Cisco Blogs

Vulnerability Spotlight: Exploiting the Aerospike Database Server

January 12, 2017 - 1 Comment

Vulnerabilities discovered by Talos

Talos is disclosing multiple vulnerabilities discovered in the Aerospike Database Server. These vulnerabilities range from memory disclosure to potential remote code execution. This software is used by various companies that require a high performance NoSQL database. Aerospike fixed these issues in  version 3.11.

The Aerospike Database Server is both a distributed and scalable NoSQL database that is used as a back-end for scalable web applications that need a key-value store. With a focus on performance, it is multi-threaded and retains its indexes entirely in ram with the ability to persist data to a solid-state drive or traditional rotational media. 
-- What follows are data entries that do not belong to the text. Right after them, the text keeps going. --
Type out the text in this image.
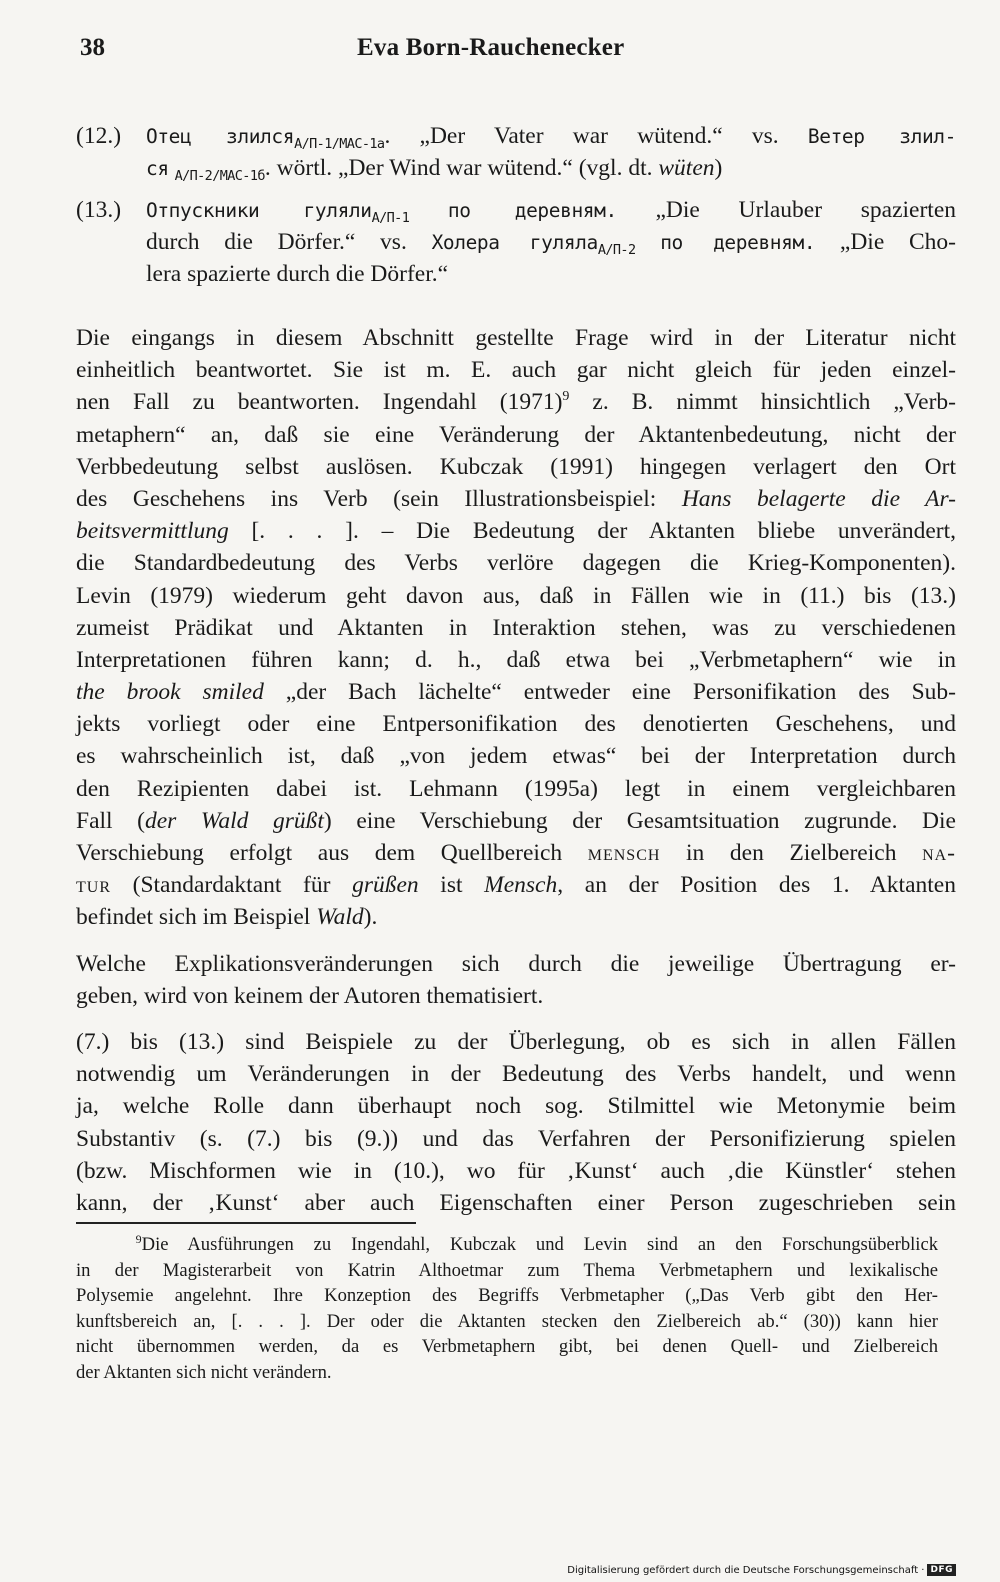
38	Eva Born-Rauchenecker
(12.)	Отец злился$_{А/П-1/МАС-1а}$. „Der Vater war wütend.“ vs. Ветер злил-
ся $_{А/П-2/МАС-1б}$. wörtl. „Der Wind war wütend.“ (vgl. dt. wüten)
(13.)	Отпускники гуляли$_{А/П-1}$ по деревням. „Die Urlauber spazierten
durch die Dörfer.“ vs. Холера гуляла$_{А/П-2}$ по деревням. „Die Cho-
lera spazierte durch die Dörfer.“
Die eingangs in diesem Abschnitt gestellte Frage wird in der Literatur nicht
einheitlich beantwortet. Sie ist m. E. auch gar nicht gleich für jeden einzel-
nen Fall zu beantworten. Ingendahl $(1971)^9$ z. B. nimmt hinsichtlich „Verb-
metaphern“ an, daß sie eine Veränderung der Aktantenbedeutung, nicht der
Verbbedeutung selbst auslösen. Kubczak (1991) hingegen verlagert den Ort
des Geschehens ins Verb (sein Illustrationsbeispiel: Hans belagerte die Ar-
beitsvermittlung [. . . ]. – Die Bedeutung der Aktanten bliebe unverändert,
die Standardbedeutung des Verbs verlöre dagegen die Krieg-Komponenten).
Levin (1979) wiederum geht davon aus, daß in Fällen wie in (11.) bis (13.)
zumeist Prädikat und Aktanten in Interaktion stehen, was zu verschiedenen
Interpretationen führen kann; d. h., daß etwa bei „Verbmetaphern“ wie in
the brook smiled „der Bach lächelte“ entweder eine Personifikation des Sub-
jekts vorliegt oder eine Entpersonifikation des denotierten Geschehens, und
es wahrscheinlich ist, daß „von jedem etwas“ bei der Interpretation durch
den Rezipienten dabei ist. Lehmann (1995a) legt in einem vergleichbaren
Fall (der Wald grüßt) eine Verschiebung der Gesamtsituation zugrunde. Die
Verschiebung erfolgt aus dem Quellbereich mensch in den Zielbereich na-
tur (Standardaktant für grüßen ist Mensch, an der Position des 1. Aktanten
befindet sich im Beispiel Wald).
Welche Explikationsveränderungen sich durch die jeweilige Übertragung er-
geben, wird von keinem der Autoren thematisiert.
(7.) bis (13.) sind Beispiele zu der Überlegung, ob es sich in allen Fällen
notwendig um Veränderungen in der Bedeutung des Verbs handelt, und wenn
ja, welche Rolle dann überhaupt noch sog. Stilmittel wie Metonymie beim
Substantiv (s. (7.) bis (9.)) und das Verfahren der Personifizierung spielen
(bzw. Mischformen wie in (10.), wo für ‚Kunst‘ auch ‚die Künstler‘ stehen
kann, der ‚Kunst‘ aber auch Eigenschaften einer Person zugeschrieben sein
$^9$Die Ausführungen zu Ingendahl, Kubczak und Levin sind an den Forschungsüberblick
in der Magisterarbeit von Katrin Althoetmar zum Thema Verbmetaphern und lexikalische
Polysemie angelehnt. Ihre Konzeption des Begriffs Verbmetapher („Das Verb gibt den Her-
kunftsbereich an, [. . . ]. Der oder die Aktanten stecken den Zielbereich ab.“ (30)) kann hier
nicht übernommen werden, da es Verbmetaphern gibt, bei denen Quell- und Zielbereich
der Aktanten sich nicht verändern.
Digitalisierung gefördert durch die Deutsche Forschungsgemeinschaft · DFG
TALOS-2016-0264 (CVE-2016-9050) – Aerospike Database Server Client Message Memory Disclosure Vulnerability

TALOS-2016-0266 (CVE-2016-9052) – Aerospike Database Server Index Name Code Execution Vulnerability

TALOS-2016-0268 (CVE-2016-9054) – Aerospike Database Server Set Name Code Execution Vulnerability



In an effort to keep conversations fresh, Cisco Blogs closes comments after 60 days. Please visit the Cisco Blogs hub page for the latest content.
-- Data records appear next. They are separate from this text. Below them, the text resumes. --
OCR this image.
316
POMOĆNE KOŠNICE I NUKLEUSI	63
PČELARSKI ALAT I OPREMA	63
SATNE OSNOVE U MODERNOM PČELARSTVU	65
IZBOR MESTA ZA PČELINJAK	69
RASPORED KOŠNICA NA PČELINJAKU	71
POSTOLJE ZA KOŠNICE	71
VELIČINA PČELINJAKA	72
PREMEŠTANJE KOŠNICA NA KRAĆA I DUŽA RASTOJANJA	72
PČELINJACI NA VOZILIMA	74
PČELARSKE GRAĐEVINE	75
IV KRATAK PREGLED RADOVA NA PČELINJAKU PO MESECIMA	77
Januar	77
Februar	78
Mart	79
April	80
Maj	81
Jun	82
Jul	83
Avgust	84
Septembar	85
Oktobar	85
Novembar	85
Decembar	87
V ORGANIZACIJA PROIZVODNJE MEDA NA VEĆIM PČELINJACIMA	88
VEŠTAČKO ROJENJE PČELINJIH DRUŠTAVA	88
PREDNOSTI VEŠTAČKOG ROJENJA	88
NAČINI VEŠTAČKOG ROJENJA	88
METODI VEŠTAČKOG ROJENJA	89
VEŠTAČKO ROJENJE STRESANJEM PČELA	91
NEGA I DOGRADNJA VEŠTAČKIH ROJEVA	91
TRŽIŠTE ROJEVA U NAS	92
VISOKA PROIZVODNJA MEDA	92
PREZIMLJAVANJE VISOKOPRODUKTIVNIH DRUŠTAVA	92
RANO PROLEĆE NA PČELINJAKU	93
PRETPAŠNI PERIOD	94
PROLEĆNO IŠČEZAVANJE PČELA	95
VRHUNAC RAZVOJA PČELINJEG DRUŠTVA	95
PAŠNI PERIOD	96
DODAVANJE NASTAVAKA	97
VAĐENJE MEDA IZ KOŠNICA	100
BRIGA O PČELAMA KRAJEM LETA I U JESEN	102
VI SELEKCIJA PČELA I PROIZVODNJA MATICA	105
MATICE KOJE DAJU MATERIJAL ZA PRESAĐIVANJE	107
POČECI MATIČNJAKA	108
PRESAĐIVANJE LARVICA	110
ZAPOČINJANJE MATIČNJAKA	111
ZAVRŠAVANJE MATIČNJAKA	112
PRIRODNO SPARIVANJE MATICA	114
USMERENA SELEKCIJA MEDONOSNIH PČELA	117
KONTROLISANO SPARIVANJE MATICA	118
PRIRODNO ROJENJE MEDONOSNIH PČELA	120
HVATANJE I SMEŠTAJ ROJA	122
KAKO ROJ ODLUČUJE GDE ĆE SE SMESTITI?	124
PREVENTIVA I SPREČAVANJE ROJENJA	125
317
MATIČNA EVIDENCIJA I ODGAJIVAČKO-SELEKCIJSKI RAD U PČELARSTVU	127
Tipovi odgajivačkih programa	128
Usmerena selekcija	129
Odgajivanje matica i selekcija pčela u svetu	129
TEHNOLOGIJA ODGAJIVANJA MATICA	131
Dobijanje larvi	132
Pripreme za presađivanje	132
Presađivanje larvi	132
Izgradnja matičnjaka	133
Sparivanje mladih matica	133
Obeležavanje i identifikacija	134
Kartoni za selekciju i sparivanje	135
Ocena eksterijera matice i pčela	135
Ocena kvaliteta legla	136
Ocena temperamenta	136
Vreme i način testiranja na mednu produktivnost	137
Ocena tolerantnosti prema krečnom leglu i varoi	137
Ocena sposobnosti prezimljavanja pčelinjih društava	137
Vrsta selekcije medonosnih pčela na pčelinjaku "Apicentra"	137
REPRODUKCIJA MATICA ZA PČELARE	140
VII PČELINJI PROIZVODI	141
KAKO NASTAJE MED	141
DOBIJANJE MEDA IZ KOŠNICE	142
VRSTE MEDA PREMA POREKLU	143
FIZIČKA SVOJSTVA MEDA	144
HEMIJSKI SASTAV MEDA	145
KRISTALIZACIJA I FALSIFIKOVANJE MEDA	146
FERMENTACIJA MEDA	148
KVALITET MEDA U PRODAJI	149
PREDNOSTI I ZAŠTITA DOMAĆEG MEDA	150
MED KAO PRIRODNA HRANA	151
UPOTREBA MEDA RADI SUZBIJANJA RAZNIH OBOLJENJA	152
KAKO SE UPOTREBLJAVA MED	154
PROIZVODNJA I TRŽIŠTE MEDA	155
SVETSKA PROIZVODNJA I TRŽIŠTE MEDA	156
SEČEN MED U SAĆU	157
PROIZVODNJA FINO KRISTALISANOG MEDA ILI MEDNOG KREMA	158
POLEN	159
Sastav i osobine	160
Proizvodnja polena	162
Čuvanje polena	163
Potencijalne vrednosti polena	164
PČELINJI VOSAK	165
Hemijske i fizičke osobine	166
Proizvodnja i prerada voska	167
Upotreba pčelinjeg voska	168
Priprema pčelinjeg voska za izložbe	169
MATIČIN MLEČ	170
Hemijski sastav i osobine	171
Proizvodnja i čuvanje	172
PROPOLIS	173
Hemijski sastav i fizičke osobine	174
  1. These 3 vulnerabilities were fixed in Aerospike Server v3.11 released January 5, 2017. Since your blog post is dated January 12, this should have been mentioned in your post.

    Indeed, the blog post from Talos that you link to states in the “Coverage” section that “Aerospike version 3.11 addresses these issues”.

    Kindly update your blog post accordingly as currently, your incomplete can easily lead one to conclude that these flaws have not been addressed.